An attacker can impersonate any identity and gain access to assets and services across an enterprise that is a part of the federation, making SAML attacks particularly dangerous.

Bypass Multi-Factor Authentication

With traditional MFA, the users obtain a valid SAML token after they’ve authenticated with their two factors.

Using Golden SAML, the attacker does not need to go through that process instead they bypass it by using the stolen certificate to forge an identity.

The attacker doesn’t even have to know the user’s password or their additional authentication methods.

Persistency

This attack vector allows the adversary to gain a foothold into your environment and move laterally through services for long periods of time without being noticed.

How Can Golden SAML Attacks Be Mitigated?

Since Golden SAML attacks are difficult to detect, you will want to implement some of these mitigation tips:

• By default, the token signing certificate is valid for one year.

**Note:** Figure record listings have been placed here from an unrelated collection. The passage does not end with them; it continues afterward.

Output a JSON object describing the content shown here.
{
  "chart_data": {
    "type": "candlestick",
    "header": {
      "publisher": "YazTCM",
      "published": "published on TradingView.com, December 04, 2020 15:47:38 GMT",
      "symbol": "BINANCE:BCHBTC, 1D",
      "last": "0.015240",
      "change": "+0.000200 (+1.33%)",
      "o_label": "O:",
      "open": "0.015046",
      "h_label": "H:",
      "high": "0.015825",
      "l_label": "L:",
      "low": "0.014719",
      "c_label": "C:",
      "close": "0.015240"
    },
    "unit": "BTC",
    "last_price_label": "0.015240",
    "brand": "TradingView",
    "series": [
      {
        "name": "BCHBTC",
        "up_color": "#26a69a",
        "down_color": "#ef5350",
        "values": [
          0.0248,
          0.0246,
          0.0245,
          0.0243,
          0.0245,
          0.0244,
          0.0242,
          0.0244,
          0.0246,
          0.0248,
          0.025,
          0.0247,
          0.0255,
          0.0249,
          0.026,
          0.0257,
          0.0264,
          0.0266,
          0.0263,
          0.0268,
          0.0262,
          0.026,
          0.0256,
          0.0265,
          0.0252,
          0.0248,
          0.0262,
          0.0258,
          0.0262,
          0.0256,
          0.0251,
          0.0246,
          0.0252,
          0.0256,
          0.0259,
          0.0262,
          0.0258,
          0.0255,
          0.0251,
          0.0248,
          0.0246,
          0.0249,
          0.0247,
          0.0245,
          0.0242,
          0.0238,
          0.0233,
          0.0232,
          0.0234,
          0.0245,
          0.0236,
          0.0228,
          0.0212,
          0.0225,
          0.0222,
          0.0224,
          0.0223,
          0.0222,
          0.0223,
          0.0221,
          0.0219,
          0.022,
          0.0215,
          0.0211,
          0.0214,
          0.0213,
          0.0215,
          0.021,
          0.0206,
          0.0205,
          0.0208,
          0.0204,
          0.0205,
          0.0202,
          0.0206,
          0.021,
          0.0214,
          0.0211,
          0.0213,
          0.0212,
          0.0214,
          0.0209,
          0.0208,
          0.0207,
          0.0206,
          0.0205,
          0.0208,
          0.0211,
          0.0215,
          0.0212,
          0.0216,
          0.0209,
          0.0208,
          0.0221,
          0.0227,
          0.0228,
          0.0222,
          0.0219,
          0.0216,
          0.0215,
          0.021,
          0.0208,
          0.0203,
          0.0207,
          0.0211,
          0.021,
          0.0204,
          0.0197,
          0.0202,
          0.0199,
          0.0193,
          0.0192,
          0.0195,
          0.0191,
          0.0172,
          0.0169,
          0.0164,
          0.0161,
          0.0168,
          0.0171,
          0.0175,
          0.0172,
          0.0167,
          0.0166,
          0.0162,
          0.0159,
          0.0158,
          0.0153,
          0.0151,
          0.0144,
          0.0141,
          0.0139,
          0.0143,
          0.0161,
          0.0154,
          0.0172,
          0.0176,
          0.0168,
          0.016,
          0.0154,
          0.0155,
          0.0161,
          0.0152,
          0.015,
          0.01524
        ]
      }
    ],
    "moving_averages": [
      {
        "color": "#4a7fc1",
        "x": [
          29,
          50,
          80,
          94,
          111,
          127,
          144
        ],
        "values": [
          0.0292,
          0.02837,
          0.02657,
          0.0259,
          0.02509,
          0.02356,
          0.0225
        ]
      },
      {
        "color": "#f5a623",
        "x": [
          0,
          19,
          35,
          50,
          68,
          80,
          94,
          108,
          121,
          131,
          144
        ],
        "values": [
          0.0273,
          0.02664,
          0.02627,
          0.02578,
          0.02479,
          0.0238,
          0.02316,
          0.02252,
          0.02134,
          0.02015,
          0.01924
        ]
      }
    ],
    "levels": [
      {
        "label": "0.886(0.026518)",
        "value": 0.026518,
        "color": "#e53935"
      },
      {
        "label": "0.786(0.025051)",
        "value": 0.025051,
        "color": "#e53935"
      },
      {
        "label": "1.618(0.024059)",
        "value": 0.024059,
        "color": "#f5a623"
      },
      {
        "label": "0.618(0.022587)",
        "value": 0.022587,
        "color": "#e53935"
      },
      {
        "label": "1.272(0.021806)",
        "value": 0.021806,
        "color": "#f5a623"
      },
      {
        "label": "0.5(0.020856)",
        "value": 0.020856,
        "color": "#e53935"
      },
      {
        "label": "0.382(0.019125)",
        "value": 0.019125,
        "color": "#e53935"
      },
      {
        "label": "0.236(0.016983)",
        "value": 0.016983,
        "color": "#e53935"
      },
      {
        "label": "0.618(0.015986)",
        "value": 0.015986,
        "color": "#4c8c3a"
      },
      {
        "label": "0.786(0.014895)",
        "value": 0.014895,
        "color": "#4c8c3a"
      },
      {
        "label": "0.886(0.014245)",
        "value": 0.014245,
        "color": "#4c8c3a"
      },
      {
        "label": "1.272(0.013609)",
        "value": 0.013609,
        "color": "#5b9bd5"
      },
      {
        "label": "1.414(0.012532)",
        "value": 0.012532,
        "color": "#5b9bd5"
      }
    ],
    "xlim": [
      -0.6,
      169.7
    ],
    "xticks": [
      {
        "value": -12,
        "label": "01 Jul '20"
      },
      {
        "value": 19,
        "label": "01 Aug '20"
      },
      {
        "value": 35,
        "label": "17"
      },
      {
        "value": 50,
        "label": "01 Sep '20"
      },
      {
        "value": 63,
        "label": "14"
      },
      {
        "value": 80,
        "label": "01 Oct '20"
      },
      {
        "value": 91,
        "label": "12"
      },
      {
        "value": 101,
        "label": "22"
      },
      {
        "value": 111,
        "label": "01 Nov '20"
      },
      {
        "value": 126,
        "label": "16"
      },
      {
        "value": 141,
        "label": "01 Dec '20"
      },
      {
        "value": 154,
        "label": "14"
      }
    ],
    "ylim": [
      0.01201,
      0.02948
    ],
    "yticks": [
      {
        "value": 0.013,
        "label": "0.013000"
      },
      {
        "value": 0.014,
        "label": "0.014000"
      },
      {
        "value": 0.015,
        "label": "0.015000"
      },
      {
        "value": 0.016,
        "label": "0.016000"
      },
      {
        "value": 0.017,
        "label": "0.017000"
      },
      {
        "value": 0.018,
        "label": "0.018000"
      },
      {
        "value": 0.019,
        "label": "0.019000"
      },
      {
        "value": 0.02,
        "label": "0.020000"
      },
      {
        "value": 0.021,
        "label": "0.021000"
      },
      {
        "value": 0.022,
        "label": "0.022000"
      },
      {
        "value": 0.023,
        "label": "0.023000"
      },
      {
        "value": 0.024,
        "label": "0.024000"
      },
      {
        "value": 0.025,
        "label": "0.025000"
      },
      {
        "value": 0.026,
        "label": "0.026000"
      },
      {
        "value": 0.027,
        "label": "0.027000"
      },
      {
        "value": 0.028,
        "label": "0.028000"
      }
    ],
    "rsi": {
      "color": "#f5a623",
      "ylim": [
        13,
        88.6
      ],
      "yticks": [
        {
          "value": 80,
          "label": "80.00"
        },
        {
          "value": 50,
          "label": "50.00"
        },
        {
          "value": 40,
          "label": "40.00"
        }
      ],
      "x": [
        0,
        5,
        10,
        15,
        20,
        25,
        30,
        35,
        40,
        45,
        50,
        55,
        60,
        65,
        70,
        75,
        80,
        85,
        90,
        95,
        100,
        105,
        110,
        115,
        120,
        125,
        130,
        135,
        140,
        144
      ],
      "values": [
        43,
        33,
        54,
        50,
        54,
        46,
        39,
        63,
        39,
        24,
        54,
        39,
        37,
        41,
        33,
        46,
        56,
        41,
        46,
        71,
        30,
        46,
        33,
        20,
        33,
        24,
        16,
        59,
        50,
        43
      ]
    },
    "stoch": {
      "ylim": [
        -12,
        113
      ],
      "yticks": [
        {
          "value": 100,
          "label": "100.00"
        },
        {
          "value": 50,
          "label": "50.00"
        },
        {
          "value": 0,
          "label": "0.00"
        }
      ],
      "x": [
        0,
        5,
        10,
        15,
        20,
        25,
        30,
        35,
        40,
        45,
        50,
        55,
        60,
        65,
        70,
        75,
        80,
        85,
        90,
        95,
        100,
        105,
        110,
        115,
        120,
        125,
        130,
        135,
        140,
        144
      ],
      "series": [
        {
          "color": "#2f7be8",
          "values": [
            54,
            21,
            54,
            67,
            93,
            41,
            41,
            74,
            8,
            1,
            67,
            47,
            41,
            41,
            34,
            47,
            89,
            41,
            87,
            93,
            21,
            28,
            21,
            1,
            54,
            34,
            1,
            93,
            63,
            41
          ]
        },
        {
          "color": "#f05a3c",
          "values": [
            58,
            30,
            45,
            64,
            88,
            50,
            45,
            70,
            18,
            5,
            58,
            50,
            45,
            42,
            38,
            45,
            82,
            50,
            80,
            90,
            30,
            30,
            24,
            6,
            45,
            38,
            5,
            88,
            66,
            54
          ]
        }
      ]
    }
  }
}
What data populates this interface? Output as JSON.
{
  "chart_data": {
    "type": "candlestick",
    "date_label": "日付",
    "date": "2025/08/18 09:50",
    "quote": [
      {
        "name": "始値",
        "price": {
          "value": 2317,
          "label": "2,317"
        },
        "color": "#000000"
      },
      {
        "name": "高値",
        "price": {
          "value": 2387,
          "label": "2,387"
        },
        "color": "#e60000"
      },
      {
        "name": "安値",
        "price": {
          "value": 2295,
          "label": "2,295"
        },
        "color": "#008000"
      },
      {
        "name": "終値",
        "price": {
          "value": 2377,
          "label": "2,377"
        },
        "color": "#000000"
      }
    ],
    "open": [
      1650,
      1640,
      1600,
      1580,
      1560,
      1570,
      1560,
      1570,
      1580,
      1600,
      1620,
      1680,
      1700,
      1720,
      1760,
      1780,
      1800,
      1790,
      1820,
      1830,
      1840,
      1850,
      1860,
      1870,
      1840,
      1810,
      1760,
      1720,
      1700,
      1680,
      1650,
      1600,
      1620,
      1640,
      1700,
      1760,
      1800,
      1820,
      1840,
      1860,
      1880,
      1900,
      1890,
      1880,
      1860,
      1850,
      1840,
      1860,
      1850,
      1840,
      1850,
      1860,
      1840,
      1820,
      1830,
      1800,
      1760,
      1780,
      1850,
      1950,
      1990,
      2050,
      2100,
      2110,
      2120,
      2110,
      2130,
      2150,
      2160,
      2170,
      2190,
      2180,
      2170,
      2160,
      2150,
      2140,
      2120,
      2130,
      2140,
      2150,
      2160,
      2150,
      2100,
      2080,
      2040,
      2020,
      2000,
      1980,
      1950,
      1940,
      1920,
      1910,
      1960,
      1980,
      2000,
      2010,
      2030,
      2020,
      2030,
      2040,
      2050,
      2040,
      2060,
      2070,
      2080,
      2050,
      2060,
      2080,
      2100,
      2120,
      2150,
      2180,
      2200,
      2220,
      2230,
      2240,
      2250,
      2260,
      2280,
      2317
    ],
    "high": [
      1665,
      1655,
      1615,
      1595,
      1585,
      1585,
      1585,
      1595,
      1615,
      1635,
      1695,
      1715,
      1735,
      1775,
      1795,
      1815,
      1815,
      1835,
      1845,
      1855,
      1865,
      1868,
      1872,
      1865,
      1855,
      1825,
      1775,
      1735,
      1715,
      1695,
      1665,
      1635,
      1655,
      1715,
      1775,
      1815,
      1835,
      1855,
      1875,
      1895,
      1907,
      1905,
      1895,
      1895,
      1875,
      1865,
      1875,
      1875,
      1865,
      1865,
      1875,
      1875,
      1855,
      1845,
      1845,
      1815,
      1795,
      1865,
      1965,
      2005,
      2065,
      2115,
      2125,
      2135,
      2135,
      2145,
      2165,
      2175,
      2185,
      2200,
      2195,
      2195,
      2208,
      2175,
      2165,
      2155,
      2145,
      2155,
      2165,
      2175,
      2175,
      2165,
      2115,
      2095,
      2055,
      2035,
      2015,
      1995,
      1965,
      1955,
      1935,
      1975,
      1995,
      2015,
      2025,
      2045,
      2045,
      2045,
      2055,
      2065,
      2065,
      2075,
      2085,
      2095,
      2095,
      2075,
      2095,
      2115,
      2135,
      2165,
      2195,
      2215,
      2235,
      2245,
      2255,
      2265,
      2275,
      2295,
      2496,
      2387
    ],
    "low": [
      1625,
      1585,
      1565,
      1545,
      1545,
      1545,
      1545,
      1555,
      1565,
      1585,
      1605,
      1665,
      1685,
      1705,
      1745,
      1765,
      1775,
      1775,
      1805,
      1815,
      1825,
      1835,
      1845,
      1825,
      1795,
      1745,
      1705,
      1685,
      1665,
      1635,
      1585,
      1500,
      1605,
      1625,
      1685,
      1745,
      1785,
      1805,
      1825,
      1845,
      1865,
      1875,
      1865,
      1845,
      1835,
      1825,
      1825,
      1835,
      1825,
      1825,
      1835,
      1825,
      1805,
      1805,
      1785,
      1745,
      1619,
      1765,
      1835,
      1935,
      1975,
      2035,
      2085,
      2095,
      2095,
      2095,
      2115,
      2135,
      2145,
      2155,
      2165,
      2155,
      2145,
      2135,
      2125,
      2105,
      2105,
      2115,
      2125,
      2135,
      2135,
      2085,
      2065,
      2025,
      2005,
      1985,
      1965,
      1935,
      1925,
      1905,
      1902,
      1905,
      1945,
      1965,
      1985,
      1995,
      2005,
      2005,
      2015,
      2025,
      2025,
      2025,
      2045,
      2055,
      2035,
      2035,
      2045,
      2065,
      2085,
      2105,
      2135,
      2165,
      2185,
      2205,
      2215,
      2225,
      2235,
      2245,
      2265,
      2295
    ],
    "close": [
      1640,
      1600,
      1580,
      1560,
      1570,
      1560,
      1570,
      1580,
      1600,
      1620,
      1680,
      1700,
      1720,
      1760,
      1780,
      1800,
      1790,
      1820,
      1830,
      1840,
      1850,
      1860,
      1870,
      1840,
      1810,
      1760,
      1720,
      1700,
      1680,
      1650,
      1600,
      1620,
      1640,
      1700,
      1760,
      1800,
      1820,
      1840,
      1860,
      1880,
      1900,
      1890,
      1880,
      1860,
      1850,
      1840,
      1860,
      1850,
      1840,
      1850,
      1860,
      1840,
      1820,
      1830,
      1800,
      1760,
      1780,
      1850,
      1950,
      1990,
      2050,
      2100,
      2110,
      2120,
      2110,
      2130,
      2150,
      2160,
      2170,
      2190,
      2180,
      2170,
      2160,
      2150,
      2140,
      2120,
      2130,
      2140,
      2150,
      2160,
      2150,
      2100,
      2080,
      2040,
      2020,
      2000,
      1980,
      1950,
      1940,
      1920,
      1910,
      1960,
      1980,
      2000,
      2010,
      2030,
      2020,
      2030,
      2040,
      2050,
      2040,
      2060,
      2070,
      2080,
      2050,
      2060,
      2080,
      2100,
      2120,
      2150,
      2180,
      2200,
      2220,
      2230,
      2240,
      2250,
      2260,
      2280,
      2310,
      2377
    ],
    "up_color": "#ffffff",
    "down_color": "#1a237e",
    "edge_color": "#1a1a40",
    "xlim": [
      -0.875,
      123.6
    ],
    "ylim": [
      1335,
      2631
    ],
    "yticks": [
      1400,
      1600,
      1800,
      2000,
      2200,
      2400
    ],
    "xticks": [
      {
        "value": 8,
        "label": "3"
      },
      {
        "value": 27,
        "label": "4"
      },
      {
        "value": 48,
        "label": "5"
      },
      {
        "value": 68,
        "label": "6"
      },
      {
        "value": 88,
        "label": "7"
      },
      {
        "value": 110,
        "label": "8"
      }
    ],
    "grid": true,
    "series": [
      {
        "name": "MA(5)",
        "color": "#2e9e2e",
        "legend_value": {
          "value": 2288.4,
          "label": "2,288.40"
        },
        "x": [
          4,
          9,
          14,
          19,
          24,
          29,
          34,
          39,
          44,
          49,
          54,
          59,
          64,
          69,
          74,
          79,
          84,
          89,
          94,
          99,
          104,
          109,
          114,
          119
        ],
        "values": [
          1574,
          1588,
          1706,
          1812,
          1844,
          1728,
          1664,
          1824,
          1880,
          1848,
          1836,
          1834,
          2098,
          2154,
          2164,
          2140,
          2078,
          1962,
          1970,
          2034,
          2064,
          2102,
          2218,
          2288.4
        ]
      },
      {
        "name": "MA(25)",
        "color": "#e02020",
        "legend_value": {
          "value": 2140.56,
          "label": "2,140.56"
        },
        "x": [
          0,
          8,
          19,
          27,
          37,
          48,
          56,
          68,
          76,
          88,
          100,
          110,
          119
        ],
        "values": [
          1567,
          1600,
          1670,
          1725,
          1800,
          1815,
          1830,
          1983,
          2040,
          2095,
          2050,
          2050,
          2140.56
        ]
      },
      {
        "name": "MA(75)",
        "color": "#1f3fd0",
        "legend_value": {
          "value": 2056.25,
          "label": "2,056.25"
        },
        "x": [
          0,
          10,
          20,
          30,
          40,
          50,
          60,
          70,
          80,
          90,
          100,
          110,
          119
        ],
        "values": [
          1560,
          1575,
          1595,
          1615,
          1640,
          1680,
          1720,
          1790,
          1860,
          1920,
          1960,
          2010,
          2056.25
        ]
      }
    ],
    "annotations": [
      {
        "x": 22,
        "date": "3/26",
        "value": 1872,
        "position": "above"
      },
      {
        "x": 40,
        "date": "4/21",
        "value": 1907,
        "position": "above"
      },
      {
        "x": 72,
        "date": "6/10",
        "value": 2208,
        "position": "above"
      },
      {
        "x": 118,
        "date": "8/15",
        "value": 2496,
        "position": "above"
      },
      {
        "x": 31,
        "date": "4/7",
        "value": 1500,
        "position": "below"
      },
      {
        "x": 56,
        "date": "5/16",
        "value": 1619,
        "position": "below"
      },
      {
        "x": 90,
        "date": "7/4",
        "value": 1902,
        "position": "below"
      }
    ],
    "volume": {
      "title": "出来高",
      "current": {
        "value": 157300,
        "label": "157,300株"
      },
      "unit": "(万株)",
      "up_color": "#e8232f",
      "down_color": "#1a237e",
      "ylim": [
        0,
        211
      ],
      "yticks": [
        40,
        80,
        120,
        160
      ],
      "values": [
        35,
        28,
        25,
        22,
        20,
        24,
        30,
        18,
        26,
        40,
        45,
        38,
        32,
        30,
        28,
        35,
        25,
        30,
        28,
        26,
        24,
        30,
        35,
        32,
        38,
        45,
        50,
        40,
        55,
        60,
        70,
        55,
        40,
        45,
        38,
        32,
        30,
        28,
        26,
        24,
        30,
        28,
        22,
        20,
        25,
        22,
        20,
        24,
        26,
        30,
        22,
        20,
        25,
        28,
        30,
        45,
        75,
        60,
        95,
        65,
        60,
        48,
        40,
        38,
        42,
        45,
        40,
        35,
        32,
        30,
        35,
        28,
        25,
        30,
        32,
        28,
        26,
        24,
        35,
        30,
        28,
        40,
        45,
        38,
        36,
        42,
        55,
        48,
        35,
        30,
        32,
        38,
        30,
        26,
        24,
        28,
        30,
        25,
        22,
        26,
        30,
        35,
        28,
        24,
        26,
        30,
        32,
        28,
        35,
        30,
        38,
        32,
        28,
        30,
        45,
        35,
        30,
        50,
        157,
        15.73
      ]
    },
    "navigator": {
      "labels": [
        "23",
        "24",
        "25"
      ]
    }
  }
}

Changing the token signing certificate more frequently will help to re-establish trust across the entire federation.
• Follow your federation Identity Provider (idP) vendor’s best practices, for example here is a link to Microsoft’s best practices for Active Directory Federation Services.
• Search for Windows Event ID 1007 in the Windows ADFS server logs to look for certificate exports. Certificate exports are rarely seen for legitimate purposes and can be an indicator that an adversary carried out a Golden SAML attack
• Implement an Endpoint Detection and Response (EDR) solution and a Hardware Security Module (HSM) to store your token signing certificates. By keeping your token signing certificates in an HSM, it will make it more difficult for attackers to steal data and information.

Final Thoughts

Now you should have a good high-level understanding of what SAML authentication is, and how an attacker can carry out a Golden SAML attack.

The persistent nature of a Golden SAML attack and the difficulty of detecting them, coupled with the widespread use of single sign-on (SSO) and Active Directory Federation Services (AD FS) in enterprises today makes it an ideal attack vector for cybercriminals.

The attacker can bypass traditional security measures while escalating their privileges to move laterally throughout your network with impunity.

It is important to have defense in depth or additional layers of security in your organization in order to properly defend against attacks like these.

Attack vectors like the Golden SAML approach that bypass user authentication and authorization mechanisms are considered major threats to modern organizations and measures should be taken by all businesses to ensure hackers have no easy way into a company network.